È quanto stabilito dalla sentenza n. 201 della Corte costituzionale, depositata giovedì e segnalata anche in Parlamento, con cui si dichiara l’incostituzionalità dell’articolo 11 della legge veneta n. 23/2020 con cui “la Regione aveva consentito ai proprietari o ai gestori di dighe precedentemente ‘non denunciate’ o ‘realizzate in difformità dai progetti approvati’ di regolarizzarle”, spiega un comunicato della Corte.
Ciò, comunque, “pur ribadendo la competenza delle Regioni in materia di opere di sbarramento idrico di minori dimensioni”.

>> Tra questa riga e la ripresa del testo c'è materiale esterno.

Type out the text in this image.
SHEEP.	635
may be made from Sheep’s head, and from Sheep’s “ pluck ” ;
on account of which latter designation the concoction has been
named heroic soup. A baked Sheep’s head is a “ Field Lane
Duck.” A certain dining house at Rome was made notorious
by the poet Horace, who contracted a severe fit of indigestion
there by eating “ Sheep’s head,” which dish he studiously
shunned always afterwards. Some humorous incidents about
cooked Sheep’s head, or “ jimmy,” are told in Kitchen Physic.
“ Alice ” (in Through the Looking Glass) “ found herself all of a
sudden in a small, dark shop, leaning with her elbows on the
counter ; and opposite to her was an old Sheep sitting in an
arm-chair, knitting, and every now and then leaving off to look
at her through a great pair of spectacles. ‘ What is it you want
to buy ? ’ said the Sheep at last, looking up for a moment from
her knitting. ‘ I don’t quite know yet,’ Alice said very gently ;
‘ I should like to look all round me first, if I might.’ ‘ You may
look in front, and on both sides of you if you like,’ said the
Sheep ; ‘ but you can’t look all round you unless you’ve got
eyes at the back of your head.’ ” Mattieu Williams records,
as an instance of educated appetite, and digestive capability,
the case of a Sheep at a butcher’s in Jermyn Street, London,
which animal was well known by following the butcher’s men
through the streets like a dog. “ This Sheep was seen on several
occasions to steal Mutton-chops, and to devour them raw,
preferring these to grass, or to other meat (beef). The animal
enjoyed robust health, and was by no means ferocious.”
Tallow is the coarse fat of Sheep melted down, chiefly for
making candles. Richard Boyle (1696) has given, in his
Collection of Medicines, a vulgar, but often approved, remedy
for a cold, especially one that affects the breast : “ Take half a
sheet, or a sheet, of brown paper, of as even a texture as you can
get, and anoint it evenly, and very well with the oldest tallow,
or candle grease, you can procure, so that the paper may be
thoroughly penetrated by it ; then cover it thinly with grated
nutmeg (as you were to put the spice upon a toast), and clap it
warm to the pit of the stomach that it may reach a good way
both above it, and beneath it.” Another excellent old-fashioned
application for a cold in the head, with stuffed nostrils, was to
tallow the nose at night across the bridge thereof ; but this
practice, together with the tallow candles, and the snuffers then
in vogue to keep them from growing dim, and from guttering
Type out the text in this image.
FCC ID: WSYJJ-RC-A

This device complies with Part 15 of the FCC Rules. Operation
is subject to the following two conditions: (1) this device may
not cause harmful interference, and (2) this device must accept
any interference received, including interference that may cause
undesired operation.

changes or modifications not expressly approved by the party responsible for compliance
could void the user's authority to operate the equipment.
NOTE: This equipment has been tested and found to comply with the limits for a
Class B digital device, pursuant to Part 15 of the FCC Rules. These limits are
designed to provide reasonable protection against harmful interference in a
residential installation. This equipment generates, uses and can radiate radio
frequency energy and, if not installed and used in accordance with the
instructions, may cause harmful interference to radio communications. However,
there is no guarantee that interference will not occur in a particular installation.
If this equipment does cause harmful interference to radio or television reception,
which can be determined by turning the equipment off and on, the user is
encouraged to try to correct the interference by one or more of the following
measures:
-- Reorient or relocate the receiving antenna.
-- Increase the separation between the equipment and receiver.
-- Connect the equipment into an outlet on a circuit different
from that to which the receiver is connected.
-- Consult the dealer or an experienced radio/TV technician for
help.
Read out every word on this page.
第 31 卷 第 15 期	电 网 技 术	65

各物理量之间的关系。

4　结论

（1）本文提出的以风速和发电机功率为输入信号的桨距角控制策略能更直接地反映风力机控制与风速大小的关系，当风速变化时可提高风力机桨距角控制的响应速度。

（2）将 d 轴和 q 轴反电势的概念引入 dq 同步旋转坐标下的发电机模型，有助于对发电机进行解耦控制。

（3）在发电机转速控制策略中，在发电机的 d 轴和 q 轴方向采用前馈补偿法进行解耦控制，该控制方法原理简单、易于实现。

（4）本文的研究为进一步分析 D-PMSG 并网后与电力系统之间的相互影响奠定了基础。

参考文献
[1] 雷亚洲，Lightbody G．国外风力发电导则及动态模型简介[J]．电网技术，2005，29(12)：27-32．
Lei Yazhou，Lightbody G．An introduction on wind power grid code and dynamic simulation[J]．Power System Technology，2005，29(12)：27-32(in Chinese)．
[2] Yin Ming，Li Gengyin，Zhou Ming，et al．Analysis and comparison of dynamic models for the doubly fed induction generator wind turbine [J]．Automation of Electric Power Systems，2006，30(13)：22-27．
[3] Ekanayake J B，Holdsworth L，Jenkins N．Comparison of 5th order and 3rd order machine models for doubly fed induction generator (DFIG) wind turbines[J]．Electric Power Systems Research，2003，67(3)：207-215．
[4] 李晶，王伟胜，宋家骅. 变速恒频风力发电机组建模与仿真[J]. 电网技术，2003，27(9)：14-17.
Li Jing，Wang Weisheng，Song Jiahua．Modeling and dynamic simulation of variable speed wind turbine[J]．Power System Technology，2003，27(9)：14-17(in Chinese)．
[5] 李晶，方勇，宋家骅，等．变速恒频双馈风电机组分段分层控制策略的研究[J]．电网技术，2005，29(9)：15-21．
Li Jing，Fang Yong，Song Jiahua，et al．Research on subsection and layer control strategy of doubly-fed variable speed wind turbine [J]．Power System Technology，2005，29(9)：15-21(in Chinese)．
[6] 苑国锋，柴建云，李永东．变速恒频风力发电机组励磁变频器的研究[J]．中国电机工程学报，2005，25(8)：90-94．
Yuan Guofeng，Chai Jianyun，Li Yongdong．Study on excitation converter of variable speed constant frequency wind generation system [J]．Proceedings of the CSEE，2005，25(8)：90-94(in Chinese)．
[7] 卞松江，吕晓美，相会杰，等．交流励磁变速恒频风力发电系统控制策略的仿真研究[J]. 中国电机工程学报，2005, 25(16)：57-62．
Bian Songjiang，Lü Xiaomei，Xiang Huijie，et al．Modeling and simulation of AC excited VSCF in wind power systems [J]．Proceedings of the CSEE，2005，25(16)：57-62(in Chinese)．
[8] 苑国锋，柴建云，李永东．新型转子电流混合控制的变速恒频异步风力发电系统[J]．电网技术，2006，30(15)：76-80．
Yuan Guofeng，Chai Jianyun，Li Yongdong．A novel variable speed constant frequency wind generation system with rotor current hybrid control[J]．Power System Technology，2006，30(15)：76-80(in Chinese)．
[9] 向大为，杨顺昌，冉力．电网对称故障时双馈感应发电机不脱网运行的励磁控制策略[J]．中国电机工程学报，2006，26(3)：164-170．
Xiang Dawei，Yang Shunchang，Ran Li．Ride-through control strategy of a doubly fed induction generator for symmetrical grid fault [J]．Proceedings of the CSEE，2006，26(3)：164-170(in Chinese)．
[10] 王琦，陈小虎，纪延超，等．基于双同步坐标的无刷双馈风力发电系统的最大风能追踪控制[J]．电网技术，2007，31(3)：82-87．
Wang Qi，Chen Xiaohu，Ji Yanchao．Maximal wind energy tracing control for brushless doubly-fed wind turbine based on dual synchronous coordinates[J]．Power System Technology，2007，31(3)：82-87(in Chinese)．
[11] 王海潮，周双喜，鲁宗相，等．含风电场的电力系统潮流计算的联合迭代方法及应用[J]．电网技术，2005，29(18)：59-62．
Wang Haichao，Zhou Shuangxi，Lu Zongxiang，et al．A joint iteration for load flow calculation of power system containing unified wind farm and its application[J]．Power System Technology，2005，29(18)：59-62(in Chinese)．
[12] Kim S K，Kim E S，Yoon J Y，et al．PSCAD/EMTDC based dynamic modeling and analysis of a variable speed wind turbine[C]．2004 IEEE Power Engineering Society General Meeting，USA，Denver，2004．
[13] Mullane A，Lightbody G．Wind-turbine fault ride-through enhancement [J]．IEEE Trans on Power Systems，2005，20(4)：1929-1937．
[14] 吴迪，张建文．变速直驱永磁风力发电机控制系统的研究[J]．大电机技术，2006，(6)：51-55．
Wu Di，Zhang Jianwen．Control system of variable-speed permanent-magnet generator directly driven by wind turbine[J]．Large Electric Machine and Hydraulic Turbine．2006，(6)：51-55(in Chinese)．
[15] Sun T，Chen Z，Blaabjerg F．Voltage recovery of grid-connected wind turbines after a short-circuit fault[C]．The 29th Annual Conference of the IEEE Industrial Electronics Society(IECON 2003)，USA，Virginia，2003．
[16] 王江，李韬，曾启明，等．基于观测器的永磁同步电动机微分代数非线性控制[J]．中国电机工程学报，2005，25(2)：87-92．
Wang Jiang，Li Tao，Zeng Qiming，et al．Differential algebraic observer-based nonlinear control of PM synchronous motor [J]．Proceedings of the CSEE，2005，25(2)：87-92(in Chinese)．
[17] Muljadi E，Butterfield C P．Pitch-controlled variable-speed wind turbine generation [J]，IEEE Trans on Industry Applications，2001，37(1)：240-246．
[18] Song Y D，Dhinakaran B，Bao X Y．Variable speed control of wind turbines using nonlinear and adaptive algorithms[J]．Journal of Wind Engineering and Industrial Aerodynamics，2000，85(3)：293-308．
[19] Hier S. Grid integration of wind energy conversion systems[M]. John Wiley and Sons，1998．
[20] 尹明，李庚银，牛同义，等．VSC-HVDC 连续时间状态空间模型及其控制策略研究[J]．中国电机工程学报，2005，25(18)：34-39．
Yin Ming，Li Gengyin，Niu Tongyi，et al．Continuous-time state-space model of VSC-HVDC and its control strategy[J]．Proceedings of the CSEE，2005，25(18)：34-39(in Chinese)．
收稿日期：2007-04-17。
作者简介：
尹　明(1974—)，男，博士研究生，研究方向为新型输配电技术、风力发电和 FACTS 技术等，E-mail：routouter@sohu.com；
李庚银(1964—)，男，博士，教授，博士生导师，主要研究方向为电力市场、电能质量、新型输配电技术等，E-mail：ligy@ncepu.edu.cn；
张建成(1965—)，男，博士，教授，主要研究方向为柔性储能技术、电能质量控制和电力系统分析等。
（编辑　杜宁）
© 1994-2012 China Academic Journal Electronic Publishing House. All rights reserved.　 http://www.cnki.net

Con la sentenza n. 201, infine, si dichiara “l’illegittimità costituzionale dell’art. 1, comma 1” della medesima L.R. veneta, “nella parte in cui prevede che l’ambito applicativo della legge sia limitato agli sbarramenti ed ai manufatti di qualsiasi tipo e forma in alveo e fuori alveo, anche temporanei, che non superino i 15 metri di altezza o che determinino un volume di invaso non superiore a 1.000.000 di metri cubi, invece che agli sbarramenti ed ai manufatti di qualsiasi tipo e forma in alveo e fuori alveo, anche temporanei, che non superino i 15 metri di altezza e che determinino un volume di invaso non superiore a 1.000.000 di metri cubi”.